17/10/11 - 18:13

Le huitième Open de Paris a lieu du 1er au 7 novembre. Le tableau comprend quarante-huit joueurs, les seize têtes de série étant exemptes du premier tour. Le montant des prix est de 2 165 000 dollars, le vainqueur en recevant 314 000. Le niveau de participation atteint des sommets, puisque le dernier des trente-sept joueurs admis directement dans le tableau est le… 38e au classement ATP, le Russe Andrei Cherkasov. Comme en 1992, les vainqueurs des quatre tournois du Grand Chelem sont présents : Jim Courier (Open d’Australie), Sergi Bruguera (Roland-Garros) et Pete Sampras (Wimbledon et US Open).

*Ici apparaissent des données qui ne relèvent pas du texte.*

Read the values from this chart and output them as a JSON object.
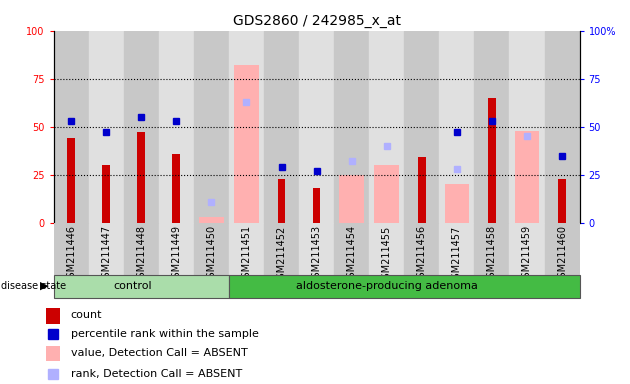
{
  "title": "GDS2860 / 242985_x_at",
  "samples": [
    "GSM211446",
    "GSM211447",
    "GSM211448",
    "GSM211449",
    "GSM211450",
    "GSM211451",
    "GSM211452",
    "GSM211453",
    "GSM211454",
    "GSM211455",
    "GSM211456",
    "GSM211457",
    "GSM211458",
    "GSM211459",
    "GSM211460"
  ],
  "count": [
    44,
    30,
    47,
    36,
    null,
    null,
    23,
    18,
    null,
    null,
    34,
    null,
    65,
    null,
    23
  ],
  "percentile_rank": [
    53,
    47,
    55,
    53,
    null,
    null,
    29,
    27,
    null,
    null,
    null,
    47,
    53,
    null,
    35
  ],
  "value_absent": [
    null,
    null,
    null,
    null,
    3,
    82,
    null,
    null,
    25,
    30,
    null,
    20,
    null,
    48,
    null
  ],
  "rank_absent": [
    null,
    null,
    null,
    null,
    11,
    63,
    null,
    null,
    32,
    40,
    null,
    28,
    null,
    45,
    null
  ],
  "ylim": [
    0,
    100
  ],
  "color_count": "#cc0000",
  "color_percentile": "#0000cc",
  "color_value_absent": "#ffb0b0",
  "color_rank_absent": "#b0b0ff",
  "color_bg_dark": "#c8c8c8",
  "color_bg_light": "#e0e0e0",
  "ctrl_count": 5,
  "ada_count": 10,
  "title_fontsize": 10,
  "tick_fontsize": 7,
  "legend_fontsize": 8
}
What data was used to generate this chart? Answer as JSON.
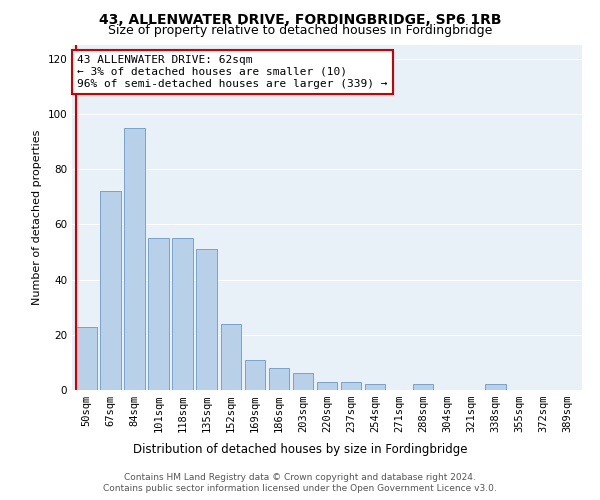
{
  "title": "43, ALLENWATER DRIVE, FORDINGBRIDGE, SP6 1RB",
  "subtitle": "Size of property relative to detached houses in Fordingbridge",
  "xlabel": "Distribution of detached houses by size in Fordingbridge",
  "ylabel": "Number of detached properties",
  "categories": [
    "50sqm",
    "67sqm",
    "84sqm",
    "101sqm",
    "118sqm",
    "135sqm",
    "152sqm",
    "169sqm",
    "186sqm",
    "203sqm",
    "220sqm",
    "237sqm",
    "254sqm",
    "271sqm",
    "288sqm",
    "304sqm",
    "321sqm",
    "338sqm",
    "355sqm",
    "372sqm",
    "389sqm"
  ],
  "bar_heights": [
    23,
    72,
    95,
    55,
    55,
    51,
    24,
    11,
    8,
    6,
    3,
    3,
    2,
    0,
    2,
    0,
    0,
    2,
    0,
    0,
    0
  ],
  "bar_color": "#b8d0e8",
  "bar_edge_color": "#6699cc",
  "marker_line_color": "#cc0000",
  "annotation_line1": "43 ALLENWATER DRIVE: 62sqm",
  "annotation_line2": "← 3% of detached houses are smaller (10)",
  "annotation_line3": "96% of semi-detached houses are larger (339) →",
  "annotation_box_color": "#ffffff",
  "annotation_box_edge": "#cc0000",
  "ylim": [
    0,
    125
  ],
  "yticks": [
    0,
    20,
    40,
    60,
    80,
    100,
    120
  ],
  "background_color": "#ffffff",
  "plot_bg_color": "#e8f0f8",
  "grid_color": "#ffffff",
  "footer_line1": "Contains HM Land Registry data © Crown copyright and database right 2024.",
  "footer_line2": "Contains public sector information licensed under the Open Government Licence v3.0.",
  "title_fontsize": 10,
  "subtitle_fontsize": 9,
  "xlabel_fontsize": 8.5,
  "ylabel_fontsize": 8,
  "tick_fontsize": 7.5,
  "annotation_fontsize": 8,
  "footer_fontsize": 6.5
}
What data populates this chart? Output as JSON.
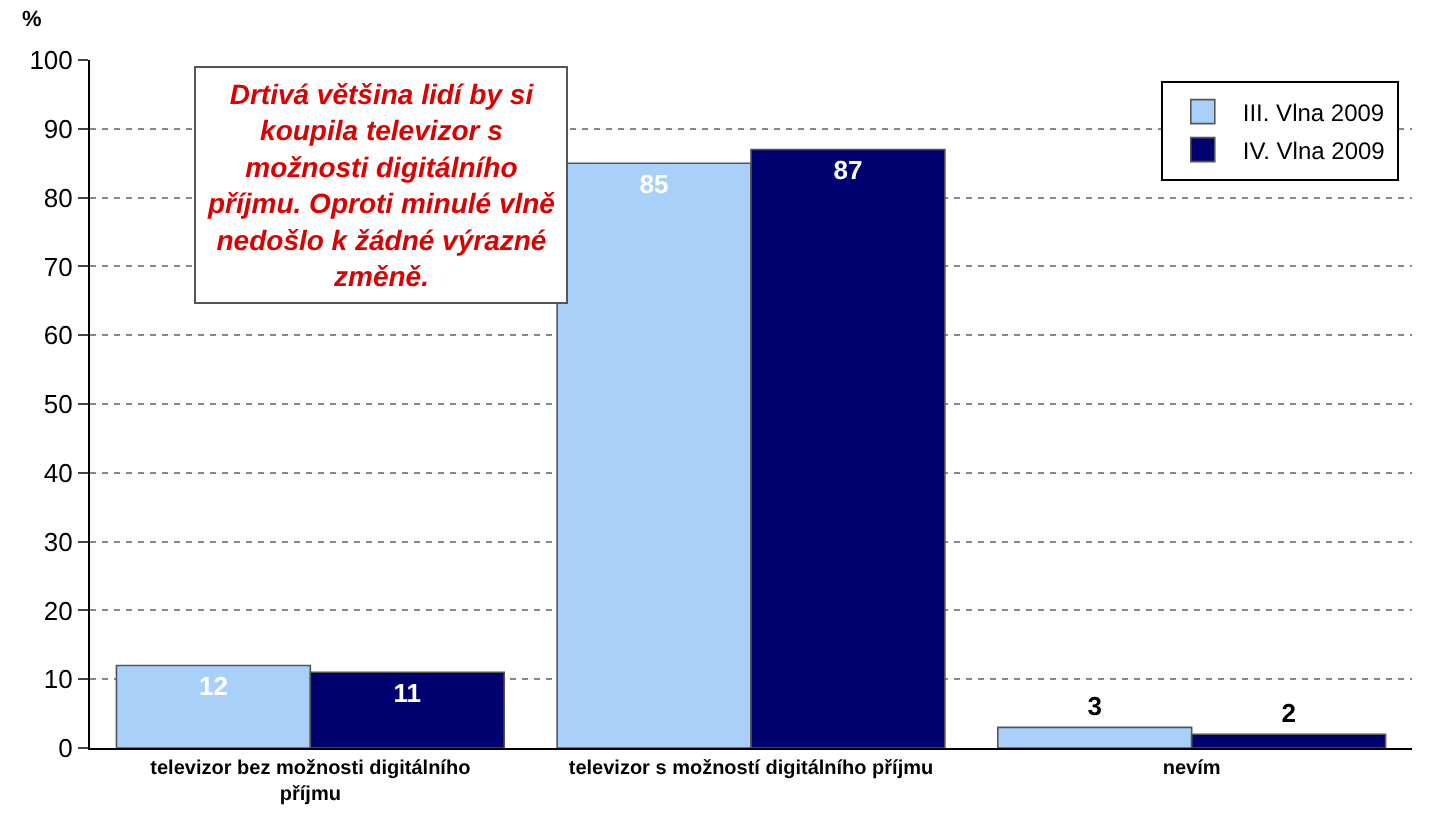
{
  "chart_data": {
    "type": "bar",
    "ylabel": "%",
    "categories": [
      "televizor bez možnosti digitálního příjmu",
      "televizor s možností digitálního příjmu",
      "nevím"
    ],
    "series": [
      {
        "name": "III. Vlna 2009",
        "color": "#a8d0f8",
        "values": [
          12,
          85,
          3
        ]
      },
      {
        "name": "IV. Vlna 2009",
        "color": "#00006e",
        "values": [
          11,
          87,
          2
        ]
      }
    ],
    "ylim": [
      0,
      100
    ],
    "yticks": [
      0,
      10,
      20,
      30,
      40,
      50,
      60,
      70,
      80,
      90,
      100
    ],
    "grid": "y",
    "legend": "top right",
    "data_labels": true,
    "annotations": [
      "Drtivá většina lidí by si koupila televizor s možnosti digitálního příjmu. Oproti minulé vlně nedošlo k žádné výrazné změně."
    ]
  }
}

Parmi les vingt premiers du classement ATP, seul manque Thomas Muster, classé au 9e rang mondial à l’époque. L’Autrichien, préalablement inscrit à l’Open de Paris, doit se retirer au tout dernier moment, car se déroule en même temps, à Miami, le procès qu’il a intenté aux responsables de l’accident dont il fut victime en 1989 lors du tournoi de Key Biscayne.

Disputées pour la quatrième fois au City Form Forest Hill de Nanterre, les qualifications permettent aux Français Thierry Champion et Lionel Roux, aux Américains David Wheaton et Jared Palmer, au Russe Andrei Olhovskiy et enfin au Zimbabwéen Byron Black d’accéder au tableau final.

Les quatre wild-cards sont attribuées aux Français Olivier Delaitre, Guillaume Raoux, Rodolphe Gilbert et Henri Leconte. Ce dernier qui, déjà en 1992, avait été un des principaux animateurs du tournoi, est encore une fois le premier à mettre le feu au POPB. Mené 7-6 5-4 et 0-30 par Thierry Champion au premier tour, Leconte parvient à se sortir de ce mauvais pas, avant de rééditer semblable performance au tour suivant face au numéro 1 français, Cédric Pioline, pourtant tout auréolé de sa récente finale à l’US Open.

Malmené là encore pendant un set et demi (6-1 2-1 et break contre lui), le « Vengeur Masqué » enflamme le public parisien déjà tout acquis à sa cause pour obtenir le droit d’affronter Andrei Medvedev en huitième de finale. Mais fatigué par ses efforts antérieurs, il s’incline avec les honneurs.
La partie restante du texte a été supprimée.